Eva Longoria apologized for her comments about Black female voters -- Photo via @evalongoria on Instagram

Following criticisms actress Eva Longoria received for seemingly downplaying how Black female voters were instrumental in ensuring Joe Biden defeated Donald Trump in the just-ended election as compared to her fellow Latina voters, the actress has moved to apologize.

The 45-year-old made those comments over the weekend during an interview with Ari Melber on MSNBC after several major news outlets confirmed Biden as president-elect.

“Women of color showed up in big ways,” she said. “Of course, you saw in Georgia what Black women have done but Latina women were the real heroines here, beating men in turnout in every state and voting Biden-Harris at an average rate of close to 3 to 1. And that wasn’t surprising to us.”

Her comments drew the ire of several people who pointed to the fact that Black women actually showed up and voted massively for Biden on the contrary. According to the Washington Post’s exit poll, 90% of Black women and 69% of Latina women voted for Biden respectively.

In a follow-up interview on the The Reid Out show on MSNBC on Tuesday, the actress apologized for her previous comments, admitting she was wrong.

“In my effort to celebrate Latina turnout, I diminished the importance of the Black women’s vote in this election. And what I said was wrong,” Longoria said. “It is a fact that African American women showed up in record numbers and brought us to victory. They saved this country. And I recognize the harm that my words caused. If we’ve learned anything from this administration is that words matter. So I take full responsibility for that mistake.”

Longoria issued another apology on Wednesday in an interview on the Pod Is a Woman podcast.

“I definitely want to start off by not defending myself in saying, I’m absolutely sorry,” she told hosts Alejandra Campoverdi, Darienne Page, and Johanna Maska.
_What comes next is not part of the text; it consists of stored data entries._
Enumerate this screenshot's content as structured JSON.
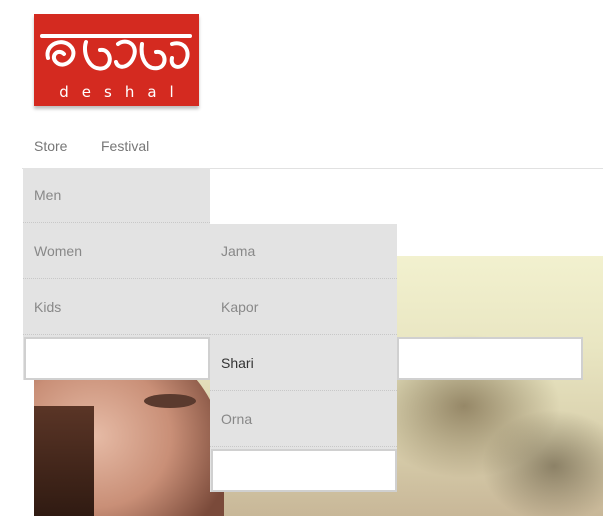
{
  "brand": {
    "logo_subtitle": "deshal",
    "logo_color": "#d42a20"
  },
  "nav": {
    "items": [
      {
        "label": "Store"
      },
      {
        "label": "Festival"
      }
    ]
  },
  "menu_primary": {
    "items": [
      {
        "label": "Men"
      },
      {
        "label": "Women"
      },
      {
        "label": "Kids"
      }
    ]
  },
  "menu_secondary": {
    "items": [
      {
        "label": "Jama"
      },
      {
        "label": "Kapor"
      },
      {
        "label": "Shari",
        "active": true
      },
      {
        "label": "Orna"
      }
    ]
  },
  "colors": {
    "menu_bg": "#e3e3e3",
    "menu_text": "#888888",
    "menu_active_text": "#333333"
  }
}
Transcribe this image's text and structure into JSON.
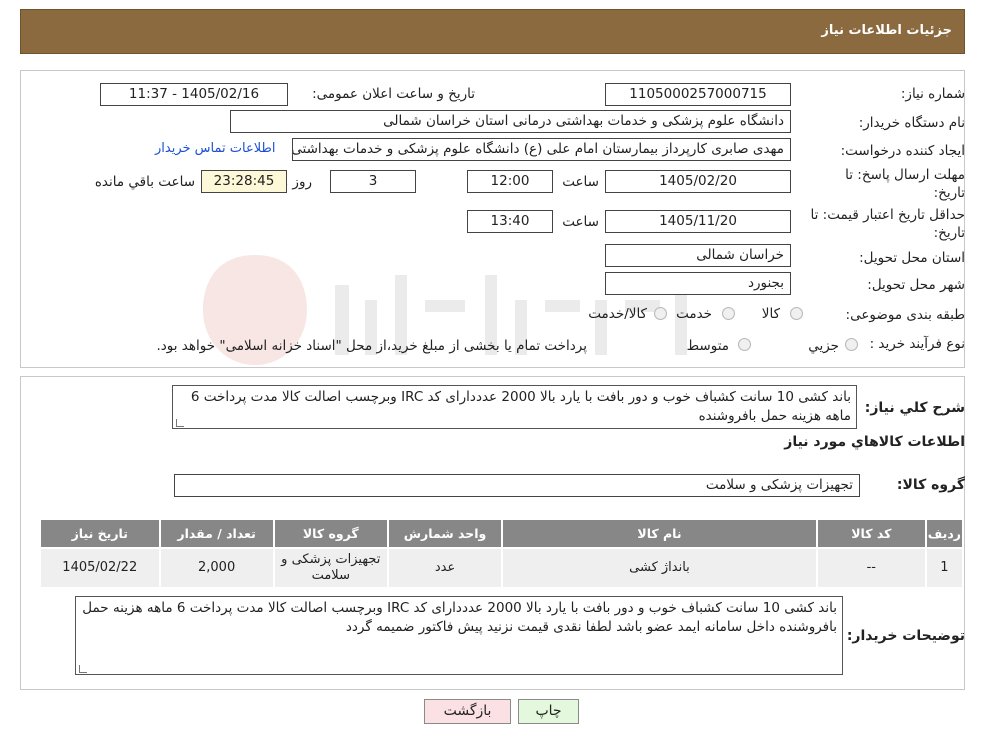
{
  "header": {
    "title": "جزئیات اطلاعات نیاز"
  },
  "form": {
    "need_number_label": "شماره نیاز:",
    "need_number": "1105000257000715",
    "announce_label": "تاریخ و ساعت اعلان عمومی:",
    "announce_value": "1405/02/16 - 11:37",
    "buyer_org_label": "نام دستگاه خریدار:",
    "buyer_org": "دانشگاه علوم پزشکی و خدمات بهداشتی درمانی استان خراسان شمالی",
    "requester_label": "ایجاد کننده درخواست:",
    "requester": "مهدی صابری کارپرداز بیمارستان امام علی (ع) دانشگاه علوم پزشکی و خدمات بهداشتی",
    "contact_link": "اطلاعات تماس خریدار",
    "deadline_label_1": "مهلت ارسال پاسخ: تا",
    "deadline_label_2": "تاریخ:",
    "deadline_date": "1405/02/20",
    "time_label": "ساعت",
    "deadline_time": "12:00",
    "days_value": "3",
    "days_label": "روز و",
    "remaining_time": "23:28:45",
    "remaining_label": "ساعت باقي مانده",
    "validity_label_1": "حداقل تاریخ اعتبار قیمت: تا",
    "validity_label_2": "تاریخ:",
    "validity_date": "1405/11/20",
    "validity_time": "13:40",
    "province_label": "استان محل تحویل:",
    "province": "خراسان شمالی",
    "city_label": "شهر محل تحویل:",
    "city": "بجنورد",
    "category_label": "طبقه بندی موضوعی:",
    "category_options": [
      "کالا",
      "خدمت",
      "کالا/خدمت"
    ],
    "process_label": "نوع فرآیند خرید :",
    "process_options": [
      "جزیي",
      "متوسط"
    ],
    "process_note": "پرداخت تمام یا بخشی از مبلغ خرید،از محل \"اسناد خزانه اسلامی\" خواهد بود."
  },
  "summary": {
    "label": "شرح کلي نياز:",
    "text": "باند کشی 10 سانت کشباف خوب و دور بافت با یارد بالا 2000 عدددارای  کد IRC وبرچسب اصالت کالا مدت پرداخت 6 ماهه هزینه حمل بافروشنده"
  },
  "goods": {
    "section_title": "اطلاعات کالاهاي مورد نياز",
    "group_label": "گروه کالا:",
    "group_value": "تجهیزات پزشکی و سلامت",
    "columns": [
      "رديف",
      "کد کالا",
      "نام کالا",
      "واحد شمارش",
      "گروه کالا",
      "تعداد / مقدار",
      "تاریخ نیاز"
    ],
    "rows": [
      [
        "1",
        "--",
        "بانداژ کشی",
        "عدد",
        "تجهیزات پزشکی و سلامت",
        "2,000",
        "1405/02/22"
      ]
    ]
  },
  "buyer_notes": {
    "label": "توضیحات خریدار:",
    "text": "باند کشی 10 سانت کشباف خوب و دور بافت با یارد بالا 2000 عدددارای  کد IRC وبرچسب اصالت کالا مدت پرداخت 6 ماهه هزینه حمل بافروشنده داخل سامانه ایمد عضو باشد لطفا نقدی قیمت نزنید  پیش فاکتور ضمیمه گردد"
  },
  "buttons": {
    "print": "چاپ",
    "back": "بازگشت"
  },
  "colors": {
    "header_bg": "#8b6a3f",
    "table_header_bg": "#878787",
    "print_bg": "#e3f8dc",
    "back_bg": "#fbe1e4"
  }
}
“I did misspeak. It wasn’t my intention but that was my action. I really recognize the harm I caused. I know words matter. I know this and I know better. I take full responsibility. So when I got that barrage of backlash I was like yep, you’re right. And I’m doing the work to repair the harm. I was trying to say Latinas, meaning women from the Latino community, because men did not show up like women did…I want to make sure that I use this opportunity for solidarity building, like deep solidarity that’s rooted in deep conversations.”